Gewinn leicht unter Erwartungen
Sony Ericsson verkauft mehr Handys

Beim weltweit sechstgrößten Handyhersteller Sony Ericsson ist der Vorsteuergewinn im zweiten Quartal unerwartet stark gesunken. Der Handyabsatz des schwedisch-japanischen Konzerns ist dagegen deutlich gestiegen.

HB STOCKHOLM. Im zweiten Quartal verbesserte Sony Ericsson seinen Vorsteuergewinn von 87 (Vorjahr: 113) Mill. € von 70 Mill. € im ersten Quartal, wie das Unternehmen am Freitag mitteilte. Von Reuters befragte Analysten hatten im Schnitt mit einem Vorsteuergewinn von 91,5 Mill. € gerechnet. Mit einem Umsatz von 1,61 (1,5) Mrd. € übertraf der Handy-Hersteller die Prognose von 1,52 Mrd. € leicht.
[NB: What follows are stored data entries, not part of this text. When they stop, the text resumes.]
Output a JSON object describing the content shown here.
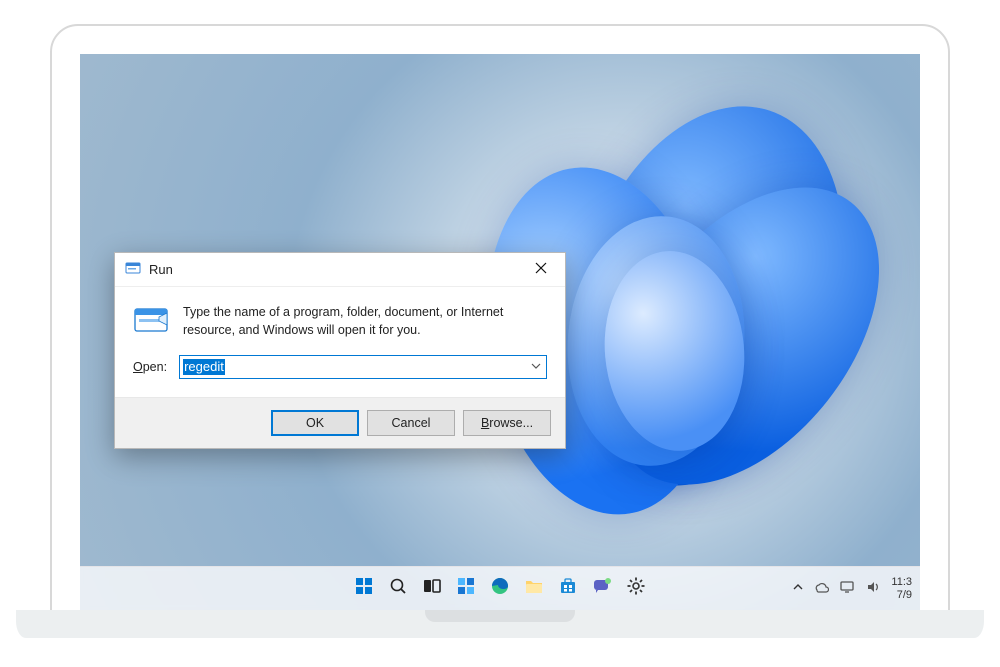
{
  "run_dialog": {
    "title": "Run",
    "description": "Type the name of a program, folder, document, or Internet resource, and Windows will open it for you.",
    "open_label_underline": "O",
    "open_label_rest": "pen:",
    "input_value": "regedit",
    "buttons": {
      "ok": "OK",
      "cancel": "Cancel",
      "browse_underline": "B",
      "browse_rest": "rowse..."
    }
  },
  "taskbar": {
    "icons": [
      "start",
      "search",
      "task-view",
      "widgets",
      "edge",
      "explorer",
      "store",
      "teams",
      "settings"
    ]
  },
  "tray": {
    "chevron": "^",
    "time": "11:3",
    "date": "7/9"
  }
}
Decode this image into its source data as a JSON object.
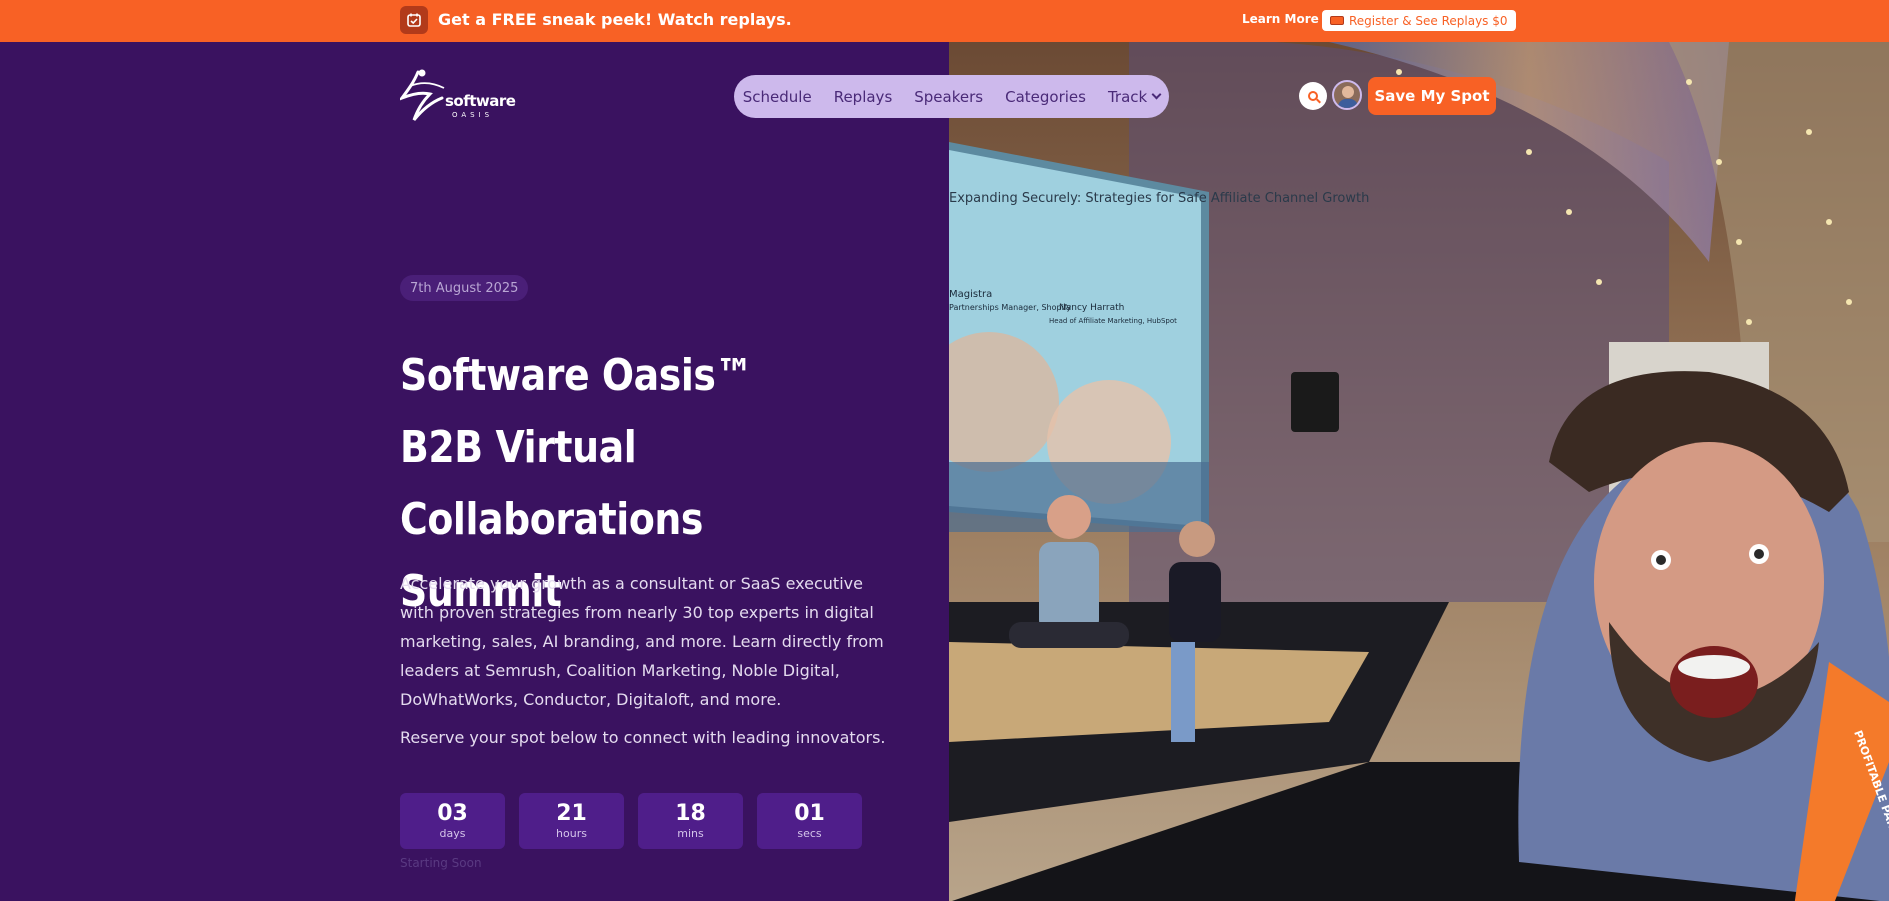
{
  "announcement": {
    "text": "Get a FREE sneak peek! Watch replays.",
    "learn_more": "Learn More",
    "register": "Register & See Replays $0"
  },
  "logo": {
    "word": "software",
    "sub": "OASIS"
  },
  "nav": {
    "items": [
      "Schedule",
      "Replays",
      "Speakers",
      "Categories",
      "Track"
    ],
    "cta": "Save My Spot"
  },
  "hero": {
    "date": "7th August 2025",
    "title": "Software Oasis™ B2B Virtual Collaborations Summit",
    "description": "Accelerate your growth as a consultant or SaaS executive with proven strategies from nearly 30 top experts in digital marketing, sales, AI branding, and more. Learn directly from leaders at Semrush, Coalition Marketing, Noble Digital, DoWhatWorks, Conductor, Digitaloft, and more.",
    "reserve": "Reserve your spot below to connect with leading innovators."
  },
  "countdown": {
    "items": [
      {
        "value": "03",
        "label": "days"
      },
      {
        "value": "21",
        "label": "hours"
      },
      {
        "value": "18",
        "label": "mins"
      },
      {
        "value": "01",
        "label": "secs"
      }
    ],
    "caption": "Starting Soon"
  },
  "photo": {
    "screen_text": "Expanding Securely: Strategies for Safe Affiliate Channel Growth",
    "speaker_a": "Magistra",
    "speaker_a_role": "Partnerships Manager, Shopify",
    "speaker_b": "Nancy Harrath",
    "speaker_b_role": "Head of Affiliate Marketing, HubSpot",
    "lanyard": "PROFITABLE PARTNERSHIPS"
  },
  "colors": {
    "brand_orange": "#f86125",
    "hero_purple": "#3a1260",
    "nav_lilac": "#cdb9ec",
    "countdown_box": "#4f1e8a"
  }
}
Im ersten Quartal hatte Sony Ericsson angesichts starker Konkurrenz und gefüllter Lager auf Grund einer veralteten Produktpalette mit seinem Vorsteuergewinn die Analystenerwartungen deutlich verfehlt.

Sony Ericsson, traditionell bekannt für höherpreisige Mobiltelefone, erweiterte jüngst sein Angebot im Niedrigpreis- und mittleren Segment. Dies habe dem Handy-Hersteller im zweiten Quartal zu mehr Marktanteil verholfen, teilte Sony Ericsson mit. Die Auslieferung von Mobiltelefonen sei im Vergleich zum ersten Quartal auf 11,8 Mill. von 9,4 Mill. gestiegen.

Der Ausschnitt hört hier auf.